When I got home, Pearl was shaking and jittery, but so glad to see me.  She wagged her tail and looked at me like, "You will fix this.  I know you will fix this."  That was the part that made me most sad.  Because that is the trust animals and people have in you when you really love them and they really love you.   It is a big responsibility, but one you must carry.

I think she knew this was the end.  I just felt that.

When we took her to the vet, it all happened pretty quickly.  The vet put a blanket down on the floor and Pearl sat on my lap, because even though she was huge and long and awkward, she would have liked to be a lapdog.  A lapdog was her spirit animal.  She licked the vet's face and she licked my daughter's face and she died.  And we cried a lot together.

And when my son got home a few hours later he wanted to know everything, but he didn't let us see him cry.  I said I regretted that we couldn't wait until he got home and he said, "I would have been mad at you if you waited."

So the next day is when my daughter said, "What you've always said about hospice is true."  And what she meant was that I believe sometimes we have a deep knowing, a deep sensing.  There are connections we make that are beyond fact and rationality.  I saw that play out many, many times in hospice.

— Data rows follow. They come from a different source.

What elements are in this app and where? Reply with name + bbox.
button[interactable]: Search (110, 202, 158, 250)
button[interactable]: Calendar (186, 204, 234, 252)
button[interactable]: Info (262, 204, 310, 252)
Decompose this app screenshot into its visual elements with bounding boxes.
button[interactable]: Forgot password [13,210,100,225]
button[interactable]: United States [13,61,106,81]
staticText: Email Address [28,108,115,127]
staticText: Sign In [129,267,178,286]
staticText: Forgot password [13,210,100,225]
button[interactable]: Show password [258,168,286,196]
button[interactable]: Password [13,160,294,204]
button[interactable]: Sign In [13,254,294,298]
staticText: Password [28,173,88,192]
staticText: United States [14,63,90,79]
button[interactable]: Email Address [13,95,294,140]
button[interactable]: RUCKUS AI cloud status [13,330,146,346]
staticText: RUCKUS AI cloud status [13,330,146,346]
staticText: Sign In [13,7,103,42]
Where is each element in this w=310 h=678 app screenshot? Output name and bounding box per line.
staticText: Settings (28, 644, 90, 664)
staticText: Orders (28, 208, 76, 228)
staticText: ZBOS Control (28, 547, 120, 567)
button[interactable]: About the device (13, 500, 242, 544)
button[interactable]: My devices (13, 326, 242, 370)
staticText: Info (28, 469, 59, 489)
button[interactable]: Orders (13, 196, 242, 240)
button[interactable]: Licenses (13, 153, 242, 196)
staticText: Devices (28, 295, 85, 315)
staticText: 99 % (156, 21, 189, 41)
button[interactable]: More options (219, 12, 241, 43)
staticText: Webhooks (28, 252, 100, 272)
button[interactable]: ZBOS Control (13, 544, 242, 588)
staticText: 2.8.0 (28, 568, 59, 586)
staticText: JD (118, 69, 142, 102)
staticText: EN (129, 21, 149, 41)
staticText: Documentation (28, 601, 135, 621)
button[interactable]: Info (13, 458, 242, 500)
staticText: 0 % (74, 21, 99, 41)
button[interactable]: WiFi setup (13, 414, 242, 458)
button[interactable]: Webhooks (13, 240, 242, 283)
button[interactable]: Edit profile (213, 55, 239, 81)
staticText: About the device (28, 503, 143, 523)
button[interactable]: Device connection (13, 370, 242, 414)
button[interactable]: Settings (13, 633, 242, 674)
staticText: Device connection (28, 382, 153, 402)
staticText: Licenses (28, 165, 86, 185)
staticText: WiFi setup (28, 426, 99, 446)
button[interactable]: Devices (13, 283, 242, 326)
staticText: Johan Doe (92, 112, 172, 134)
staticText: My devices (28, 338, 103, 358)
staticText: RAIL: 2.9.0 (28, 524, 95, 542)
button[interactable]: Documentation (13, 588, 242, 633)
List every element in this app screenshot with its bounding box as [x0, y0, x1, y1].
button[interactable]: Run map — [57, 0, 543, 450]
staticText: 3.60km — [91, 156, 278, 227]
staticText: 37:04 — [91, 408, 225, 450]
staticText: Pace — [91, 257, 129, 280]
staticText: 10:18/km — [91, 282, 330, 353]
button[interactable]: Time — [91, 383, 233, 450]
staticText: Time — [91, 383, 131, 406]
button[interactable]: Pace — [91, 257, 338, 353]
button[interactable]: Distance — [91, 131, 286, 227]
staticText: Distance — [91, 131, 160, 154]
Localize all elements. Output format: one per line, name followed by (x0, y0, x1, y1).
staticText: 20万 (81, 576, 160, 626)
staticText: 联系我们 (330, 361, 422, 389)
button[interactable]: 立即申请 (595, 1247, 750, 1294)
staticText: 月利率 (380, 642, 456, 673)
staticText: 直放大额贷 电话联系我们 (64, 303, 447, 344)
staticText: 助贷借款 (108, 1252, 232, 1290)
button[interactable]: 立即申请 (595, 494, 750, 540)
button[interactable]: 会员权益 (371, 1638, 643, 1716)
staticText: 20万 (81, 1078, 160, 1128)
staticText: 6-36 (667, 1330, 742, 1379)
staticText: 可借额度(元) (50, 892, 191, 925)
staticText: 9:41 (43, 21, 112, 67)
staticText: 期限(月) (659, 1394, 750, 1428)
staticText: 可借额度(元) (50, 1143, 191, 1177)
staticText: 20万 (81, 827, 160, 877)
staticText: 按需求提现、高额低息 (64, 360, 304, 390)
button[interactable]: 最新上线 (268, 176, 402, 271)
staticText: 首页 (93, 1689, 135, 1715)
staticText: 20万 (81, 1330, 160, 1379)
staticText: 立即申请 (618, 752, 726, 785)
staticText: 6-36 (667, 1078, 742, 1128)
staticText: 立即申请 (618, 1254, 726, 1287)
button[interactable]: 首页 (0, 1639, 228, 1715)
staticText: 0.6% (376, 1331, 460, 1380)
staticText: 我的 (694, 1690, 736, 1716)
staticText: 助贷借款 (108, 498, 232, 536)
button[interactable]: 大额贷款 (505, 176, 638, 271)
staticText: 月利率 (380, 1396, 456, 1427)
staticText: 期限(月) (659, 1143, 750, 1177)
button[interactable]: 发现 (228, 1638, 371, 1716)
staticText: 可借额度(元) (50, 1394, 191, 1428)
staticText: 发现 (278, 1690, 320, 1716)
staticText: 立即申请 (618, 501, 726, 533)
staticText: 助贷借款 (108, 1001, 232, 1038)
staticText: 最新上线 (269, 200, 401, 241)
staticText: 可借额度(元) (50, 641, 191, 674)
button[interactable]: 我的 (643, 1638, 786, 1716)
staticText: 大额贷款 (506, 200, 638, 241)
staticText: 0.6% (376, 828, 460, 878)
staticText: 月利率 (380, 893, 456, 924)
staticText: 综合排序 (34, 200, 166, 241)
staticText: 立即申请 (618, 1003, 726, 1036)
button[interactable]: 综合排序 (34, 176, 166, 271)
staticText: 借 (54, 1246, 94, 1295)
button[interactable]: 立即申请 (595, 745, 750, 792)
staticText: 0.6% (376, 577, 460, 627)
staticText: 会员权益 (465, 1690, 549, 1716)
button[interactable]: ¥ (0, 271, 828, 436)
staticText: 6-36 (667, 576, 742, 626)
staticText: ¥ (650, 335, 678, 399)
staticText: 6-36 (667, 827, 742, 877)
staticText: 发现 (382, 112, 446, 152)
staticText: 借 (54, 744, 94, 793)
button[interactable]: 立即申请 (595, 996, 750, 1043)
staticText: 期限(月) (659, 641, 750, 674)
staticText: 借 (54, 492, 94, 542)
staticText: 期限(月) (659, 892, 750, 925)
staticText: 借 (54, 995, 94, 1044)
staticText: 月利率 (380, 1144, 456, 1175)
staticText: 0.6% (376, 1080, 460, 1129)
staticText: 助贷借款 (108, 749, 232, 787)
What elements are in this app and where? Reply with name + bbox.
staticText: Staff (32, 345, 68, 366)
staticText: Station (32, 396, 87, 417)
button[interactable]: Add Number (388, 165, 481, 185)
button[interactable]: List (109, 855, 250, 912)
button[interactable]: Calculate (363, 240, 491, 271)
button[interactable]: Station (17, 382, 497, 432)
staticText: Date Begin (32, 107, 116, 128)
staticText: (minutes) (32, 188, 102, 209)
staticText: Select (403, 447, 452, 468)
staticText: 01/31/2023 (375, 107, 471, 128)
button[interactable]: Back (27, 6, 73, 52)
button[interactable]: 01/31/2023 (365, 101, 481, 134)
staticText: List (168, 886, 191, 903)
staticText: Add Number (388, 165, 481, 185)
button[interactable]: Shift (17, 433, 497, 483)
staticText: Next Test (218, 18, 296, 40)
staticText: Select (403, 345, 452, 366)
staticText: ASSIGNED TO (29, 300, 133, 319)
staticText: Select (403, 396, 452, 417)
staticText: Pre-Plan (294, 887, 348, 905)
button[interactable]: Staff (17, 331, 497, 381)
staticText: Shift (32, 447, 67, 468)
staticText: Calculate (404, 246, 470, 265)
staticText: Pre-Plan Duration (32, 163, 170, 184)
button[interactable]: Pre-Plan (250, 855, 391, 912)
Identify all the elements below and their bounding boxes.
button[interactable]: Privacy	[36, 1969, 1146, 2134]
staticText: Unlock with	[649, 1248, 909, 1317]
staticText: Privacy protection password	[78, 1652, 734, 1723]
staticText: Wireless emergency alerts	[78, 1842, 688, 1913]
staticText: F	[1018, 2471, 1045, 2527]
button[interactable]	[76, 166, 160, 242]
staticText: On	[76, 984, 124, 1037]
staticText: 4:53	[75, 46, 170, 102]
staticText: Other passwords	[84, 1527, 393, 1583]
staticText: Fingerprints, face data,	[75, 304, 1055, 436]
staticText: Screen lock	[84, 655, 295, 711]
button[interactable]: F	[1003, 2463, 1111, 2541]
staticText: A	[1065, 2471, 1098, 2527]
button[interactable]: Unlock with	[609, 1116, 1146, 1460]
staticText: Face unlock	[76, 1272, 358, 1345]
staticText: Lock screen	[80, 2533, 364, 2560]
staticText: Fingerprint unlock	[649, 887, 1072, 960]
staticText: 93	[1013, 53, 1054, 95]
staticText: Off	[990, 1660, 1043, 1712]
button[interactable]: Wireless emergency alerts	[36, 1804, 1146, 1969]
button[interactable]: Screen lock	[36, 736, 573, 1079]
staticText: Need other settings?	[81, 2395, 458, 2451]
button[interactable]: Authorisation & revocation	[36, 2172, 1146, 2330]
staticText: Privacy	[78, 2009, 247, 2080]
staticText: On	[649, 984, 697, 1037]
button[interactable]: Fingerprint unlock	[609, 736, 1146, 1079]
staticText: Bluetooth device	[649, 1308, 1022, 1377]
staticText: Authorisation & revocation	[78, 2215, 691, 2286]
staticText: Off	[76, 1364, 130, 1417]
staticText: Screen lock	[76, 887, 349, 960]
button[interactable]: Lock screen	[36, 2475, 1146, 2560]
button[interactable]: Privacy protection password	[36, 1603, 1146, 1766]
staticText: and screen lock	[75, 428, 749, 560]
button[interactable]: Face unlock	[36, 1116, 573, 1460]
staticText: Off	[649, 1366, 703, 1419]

Pearl didn't die while we were gone away, with a housesitter or family friend.  She had a really good last couple days. I think she said goodbye in her own ways.

******************

Our trip was a big one.  To Ireland.  I hadn't been overseas in 20 years and my kids never had been.  One piece of the trip I enjoyed unexpectedly, was our travel guide, Scott.  He was college professor-ly, but in a more young, fun way.  He told us about the history of Ireland, the people, and the folklore.  He told us about Brownies, Leprechauns, and Fairies and showed us a tree that was fabled to be inhabited by fairies.  Fairies are powerful forces in Irish lore and disturbing them is bad luck.  They are blamed for changelings and various other misfortunes.  They are not to be trifled with.  When we saw this tree - an unassuming, but big shrub on the side of the highway, Scott told us that the Irish people were so opposed to cutting down the tree because of it's fairy connection, that they spent an extra $7 million to reroute the highway.  Folklore, Scott pointed out, tells us something about the human need to understand, the convey cultural ethics, and identity.   I admire the juxtaposition of the old and the new in the Irish culture.  Most sane people would say that fairies aren't real, but as a collective they spent quite a bit of money to honor the idea of them.

What can it all mean?  Scott also pointed out that there is a distinction between good sense and common sense.  But for the life of me, I can't remember.

********************

Several nights into our trip,  I dreamed of Pearl.  She was young and happy.  Her eye, whole and healed.  I petted her in the dream and I could smell her fur.  It was a dream, but I swear to you, I could smell her.